The problems arise, according to observations made by Automotive News, when automakers try to alter the proven recipe of current technology in efforts to get prospective test driving customers to swoon when they see the interior of the latest model. Mark Boyadjis, an automotive user experience analyst with IHS Markit, summed up the viewpoint of the automakers. He says, "What automakers are looking at is new ways to drive customer engagement, brand user experience, and to clean up the interior.” Unfortunately, that drive doesn’t always manifest itself in a user-friendly improvement on the old technology. Honda learned this the hard way when it swapped the volume knobs in many of its models with touch-sensitive sliders.
Instead of replying on a single turn of an unglamorous but reliable volume knob—a task that could be completed by feel—Honda’s touch slider required annoying and repeated presses on a vague area on the dashboard, fragmenting the driver's attention. Manufacturers have had a harder time still when it comes to figuring out how to get the shifter right. The will to dazzle has at times come bundled with disastrous results. Fiat Chrysler recently found itself at the center of a lawsuit after confusion surrounding its monostable shifters (a shifter design that returns the selector to the original position after a gear is selected) led to the high profile death of Star Trek star Anton Yelchin.
That doesn’t mean that every amendment to the interior of a modern automobile is a cause for scrutiny, however. For example, not many people moaned when manually operated windows gave way to electronic switches and the loss of cassette tape decks has only given automakers more dash space to utilize with minimal complaint on the part of the customers. On the other hand, some automakers are finding resistance to the phasing out of the CD player even though survey after survey finds that consumers favor Bluetooth audio systems and hardly touch compact discs anymore. Based on the technologies that have found deathbeds rather than spots on the dashboards of 2018 models, what can we expect to go next?

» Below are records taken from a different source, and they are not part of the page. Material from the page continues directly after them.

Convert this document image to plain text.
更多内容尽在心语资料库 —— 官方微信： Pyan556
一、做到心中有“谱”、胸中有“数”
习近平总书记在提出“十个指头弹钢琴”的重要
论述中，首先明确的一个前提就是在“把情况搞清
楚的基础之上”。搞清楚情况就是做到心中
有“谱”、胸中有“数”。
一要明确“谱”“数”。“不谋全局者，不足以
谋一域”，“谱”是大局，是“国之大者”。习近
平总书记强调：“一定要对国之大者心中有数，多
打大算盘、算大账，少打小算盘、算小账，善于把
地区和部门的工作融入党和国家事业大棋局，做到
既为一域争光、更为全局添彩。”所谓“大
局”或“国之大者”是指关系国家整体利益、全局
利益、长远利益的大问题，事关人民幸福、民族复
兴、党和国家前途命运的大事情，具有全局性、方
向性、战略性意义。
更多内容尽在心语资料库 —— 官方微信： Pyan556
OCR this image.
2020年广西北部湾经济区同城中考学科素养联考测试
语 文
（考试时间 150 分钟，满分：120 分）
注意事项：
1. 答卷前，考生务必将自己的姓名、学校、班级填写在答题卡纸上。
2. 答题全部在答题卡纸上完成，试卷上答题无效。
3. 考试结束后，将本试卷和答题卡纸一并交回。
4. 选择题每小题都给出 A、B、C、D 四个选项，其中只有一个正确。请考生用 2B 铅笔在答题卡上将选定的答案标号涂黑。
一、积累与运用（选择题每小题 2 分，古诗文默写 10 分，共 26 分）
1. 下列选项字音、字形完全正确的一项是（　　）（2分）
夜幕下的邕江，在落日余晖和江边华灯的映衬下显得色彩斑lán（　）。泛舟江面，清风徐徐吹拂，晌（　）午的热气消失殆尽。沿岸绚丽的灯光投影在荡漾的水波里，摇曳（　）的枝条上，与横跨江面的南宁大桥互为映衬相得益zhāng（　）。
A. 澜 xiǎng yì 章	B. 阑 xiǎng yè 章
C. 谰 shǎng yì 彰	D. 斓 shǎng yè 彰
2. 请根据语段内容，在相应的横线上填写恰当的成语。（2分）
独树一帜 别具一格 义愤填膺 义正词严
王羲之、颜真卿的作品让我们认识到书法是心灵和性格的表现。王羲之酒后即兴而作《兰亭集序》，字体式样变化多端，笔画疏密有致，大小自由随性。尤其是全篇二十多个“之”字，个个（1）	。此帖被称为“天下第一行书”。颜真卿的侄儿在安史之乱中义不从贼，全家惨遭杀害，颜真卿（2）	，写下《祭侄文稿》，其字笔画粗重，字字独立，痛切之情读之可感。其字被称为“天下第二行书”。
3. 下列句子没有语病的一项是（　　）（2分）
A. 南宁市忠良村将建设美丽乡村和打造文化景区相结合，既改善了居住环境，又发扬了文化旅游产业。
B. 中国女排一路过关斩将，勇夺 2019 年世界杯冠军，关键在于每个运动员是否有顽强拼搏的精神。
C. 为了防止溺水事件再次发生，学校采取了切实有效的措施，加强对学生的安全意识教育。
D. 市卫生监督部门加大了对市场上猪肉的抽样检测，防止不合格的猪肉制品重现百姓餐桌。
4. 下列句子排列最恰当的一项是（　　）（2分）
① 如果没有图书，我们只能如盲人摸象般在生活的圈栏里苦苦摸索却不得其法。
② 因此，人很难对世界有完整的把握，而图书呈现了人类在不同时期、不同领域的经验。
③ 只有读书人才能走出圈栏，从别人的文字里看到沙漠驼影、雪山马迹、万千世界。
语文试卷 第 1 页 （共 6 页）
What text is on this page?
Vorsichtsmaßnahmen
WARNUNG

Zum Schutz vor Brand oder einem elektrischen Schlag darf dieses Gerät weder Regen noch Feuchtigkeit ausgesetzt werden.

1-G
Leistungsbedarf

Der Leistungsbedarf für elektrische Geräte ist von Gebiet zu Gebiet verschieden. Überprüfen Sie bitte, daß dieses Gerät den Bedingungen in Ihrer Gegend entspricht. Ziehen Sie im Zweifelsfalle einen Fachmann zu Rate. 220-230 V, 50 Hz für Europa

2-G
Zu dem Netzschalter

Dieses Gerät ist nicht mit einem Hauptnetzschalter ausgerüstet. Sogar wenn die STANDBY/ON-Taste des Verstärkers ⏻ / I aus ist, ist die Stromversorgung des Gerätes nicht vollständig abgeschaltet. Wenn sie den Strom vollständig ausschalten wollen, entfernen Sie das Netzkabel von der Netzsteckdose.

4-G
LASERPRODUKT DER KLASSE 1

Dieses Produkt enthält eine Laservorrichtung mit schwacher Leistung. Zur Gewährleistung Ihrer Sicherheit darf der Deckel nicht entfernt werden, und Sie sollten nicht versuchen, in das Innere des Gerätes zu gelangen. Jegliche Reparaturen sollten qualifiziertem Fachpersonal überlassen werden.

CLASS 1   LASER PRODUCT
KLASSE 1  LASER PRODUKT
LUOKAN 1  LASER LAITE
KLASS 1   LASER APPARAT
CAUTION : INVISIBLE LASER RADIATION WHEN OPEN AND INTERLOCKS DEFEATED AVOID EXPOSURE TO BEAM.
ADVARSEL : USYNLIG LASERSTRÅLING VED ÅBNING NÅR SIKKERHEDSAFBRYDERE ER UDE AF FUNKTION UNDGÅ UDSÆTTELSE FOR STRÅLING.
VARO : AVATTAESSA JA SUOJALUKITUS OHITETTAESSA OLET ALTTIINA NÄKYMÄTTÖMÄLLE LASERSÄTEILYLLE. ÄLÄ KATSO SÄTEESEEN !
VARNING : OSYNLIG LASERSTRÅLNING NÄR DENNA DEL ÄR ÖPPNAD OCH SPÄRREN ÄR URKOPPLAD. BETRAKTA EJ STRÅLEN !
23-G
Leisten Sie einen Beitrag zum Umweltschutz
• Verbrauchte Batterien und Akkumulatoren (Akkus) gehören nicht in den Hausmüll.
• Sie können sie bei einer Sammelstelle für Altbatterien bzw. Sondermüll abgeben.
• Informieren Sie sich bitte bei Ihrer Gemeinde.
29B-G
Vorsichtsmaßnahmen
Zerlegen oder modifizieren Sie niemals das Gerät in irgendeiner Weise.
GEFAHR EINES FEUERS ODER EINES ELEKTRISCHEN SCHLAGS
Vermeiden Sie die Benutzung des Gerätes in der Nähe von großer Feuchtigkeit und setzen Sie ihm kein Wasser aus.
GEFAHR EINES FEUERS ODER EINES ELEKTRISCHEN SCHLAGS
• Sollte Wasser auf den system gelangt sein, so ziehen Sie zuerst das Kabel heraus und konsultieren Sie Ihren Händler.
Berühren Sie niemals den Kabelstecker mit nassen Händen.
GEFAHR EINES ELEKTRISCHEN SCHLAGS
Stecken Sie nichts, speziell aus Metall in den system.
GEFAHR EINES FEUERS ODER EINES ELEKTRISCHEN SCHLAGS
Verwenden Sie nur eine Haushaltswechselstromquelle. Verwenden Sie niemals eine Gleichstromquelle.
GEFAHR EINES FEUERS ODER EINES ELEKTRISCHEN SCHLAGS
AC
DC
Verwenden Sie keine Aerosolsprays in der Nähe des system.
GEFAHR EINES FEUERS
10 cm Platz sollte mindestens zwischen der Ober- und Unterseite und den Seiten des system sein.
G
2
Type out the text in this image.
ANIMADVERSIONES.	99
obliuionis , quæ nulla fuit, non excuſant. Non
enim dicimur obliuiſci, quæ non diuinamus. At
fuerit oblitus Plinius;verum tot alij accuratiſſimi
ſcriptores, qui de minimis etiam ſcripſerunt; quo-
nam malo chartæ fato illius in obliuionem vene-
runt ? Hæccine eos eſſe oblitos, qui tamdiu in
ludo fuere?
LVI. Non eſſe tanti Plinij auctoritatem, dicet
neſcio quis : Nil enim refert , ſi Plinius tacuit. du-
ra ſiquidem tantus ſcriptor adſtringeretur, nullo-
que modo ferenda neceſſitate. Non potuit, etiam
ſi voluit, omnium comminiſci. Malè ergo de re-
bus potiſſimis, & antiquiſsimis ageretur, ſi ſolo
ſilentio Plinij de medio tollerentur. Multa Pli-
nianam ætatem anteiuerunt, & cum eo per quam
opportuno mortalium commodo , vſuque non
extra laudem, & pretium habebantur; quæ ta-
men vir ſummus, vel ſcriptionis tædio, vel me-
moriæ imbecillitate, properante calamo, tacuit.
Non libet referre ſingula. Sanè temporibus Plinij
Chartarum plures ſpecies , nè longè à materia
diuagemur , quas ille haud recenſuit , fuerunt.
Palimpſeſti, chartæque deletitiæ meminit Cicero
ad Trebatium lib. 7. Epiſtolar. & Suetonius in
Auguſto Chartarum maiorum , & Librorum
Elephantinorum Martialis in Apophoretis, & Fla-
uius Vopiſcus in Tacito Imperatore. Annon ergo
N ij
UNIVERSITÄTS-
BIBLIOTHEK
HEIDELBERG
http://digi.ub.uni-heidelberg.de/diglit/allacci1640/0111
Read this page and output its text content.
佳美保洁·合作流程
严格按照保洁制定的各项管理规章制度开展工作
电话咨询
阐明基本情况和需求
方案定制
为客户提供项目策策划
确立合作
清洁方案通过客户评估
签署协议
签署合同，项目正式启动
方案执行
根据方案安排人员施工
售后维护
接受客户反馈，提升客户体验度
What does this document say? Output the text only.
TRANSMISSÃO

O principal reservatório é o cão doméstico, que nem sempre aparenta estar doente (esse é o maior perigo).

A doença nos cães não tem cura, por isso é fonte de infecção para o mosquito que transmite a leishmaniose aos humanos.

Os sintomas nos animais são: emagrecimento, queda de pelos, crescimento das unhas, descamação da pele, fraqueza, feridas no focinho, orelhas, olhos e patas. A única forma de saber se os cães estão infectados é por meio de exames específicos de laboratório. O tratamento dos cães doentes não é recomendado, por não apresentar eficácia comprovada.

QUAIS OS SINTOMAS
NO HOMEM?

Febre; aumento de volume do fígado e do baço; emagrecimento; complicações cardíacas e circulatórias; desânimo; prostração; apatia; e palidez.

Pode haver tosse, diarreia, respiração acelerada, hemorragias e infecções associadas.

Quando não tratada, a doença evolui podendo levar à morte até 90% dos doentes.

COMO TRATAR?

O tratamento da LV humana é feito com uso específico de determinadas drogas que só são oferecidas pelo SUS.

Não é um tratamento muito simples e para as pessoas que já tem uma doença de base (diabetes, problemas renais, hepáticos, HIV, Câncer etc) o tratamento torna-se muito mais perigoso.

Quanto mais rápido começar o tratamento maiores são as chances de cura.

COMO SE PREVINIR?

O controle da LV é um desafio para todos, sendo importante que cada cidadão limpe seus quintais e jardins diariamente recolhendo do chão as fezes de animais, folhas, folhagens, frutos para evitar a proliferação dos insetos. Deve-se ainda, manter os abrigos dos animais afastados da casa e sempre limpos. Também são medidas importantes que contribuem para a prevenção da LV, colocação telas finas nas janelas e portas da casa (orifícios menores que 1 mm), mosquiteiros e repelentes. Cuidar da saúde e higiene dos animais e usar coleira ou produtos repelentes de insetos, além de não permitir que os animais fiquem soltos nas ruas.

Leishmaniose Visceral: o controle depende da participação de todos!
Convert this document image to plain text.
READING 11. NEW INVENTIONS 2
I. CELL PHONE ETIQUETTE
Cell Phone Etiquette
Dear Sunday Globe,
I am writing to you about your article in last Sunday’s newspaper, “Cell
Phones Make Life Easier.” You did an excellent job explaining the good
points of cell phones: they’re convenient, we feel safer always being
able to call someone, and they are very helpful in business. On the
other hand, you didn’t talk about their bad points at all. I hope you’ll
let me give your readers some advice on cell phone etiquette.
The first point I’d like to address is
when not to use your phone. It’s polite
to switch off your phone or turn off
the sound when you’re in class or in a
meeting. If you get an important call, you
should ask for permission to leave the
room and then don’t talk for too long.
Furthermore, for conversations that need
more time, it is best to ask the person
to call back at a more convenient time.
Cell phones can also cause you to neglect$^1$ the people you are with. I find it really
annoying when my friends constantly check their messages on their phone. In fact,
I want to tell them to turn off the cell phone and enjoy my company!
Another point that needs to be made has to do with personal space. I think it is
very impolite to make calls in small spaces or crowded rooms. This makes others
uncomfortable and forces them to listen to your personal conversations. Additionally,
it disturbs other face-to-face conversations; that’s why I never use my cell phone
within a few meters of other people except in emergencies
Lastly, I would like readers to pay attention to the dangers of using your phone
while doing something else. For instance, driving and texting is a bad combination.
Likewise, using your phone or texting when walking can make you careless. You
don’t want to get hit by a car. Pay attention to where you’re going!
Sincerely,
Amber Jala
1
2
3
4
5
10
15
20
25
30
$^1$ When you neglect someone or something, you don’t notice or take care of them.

One reasonable expectation is the physical gauge. As companies like Audi and Mercedes swap physical speedometers and tachometers for high resolution digital displays packed with flashy colors and attractive layouts, the rest of the industry could get on board with this trend. No matter how nostalgic one can become over a piece of technology (we won't judge you for missing the manual transmission), it’s likely that technology will continue to change the landscape of the automobile interior with drivers remaining the test subjects for this experiment.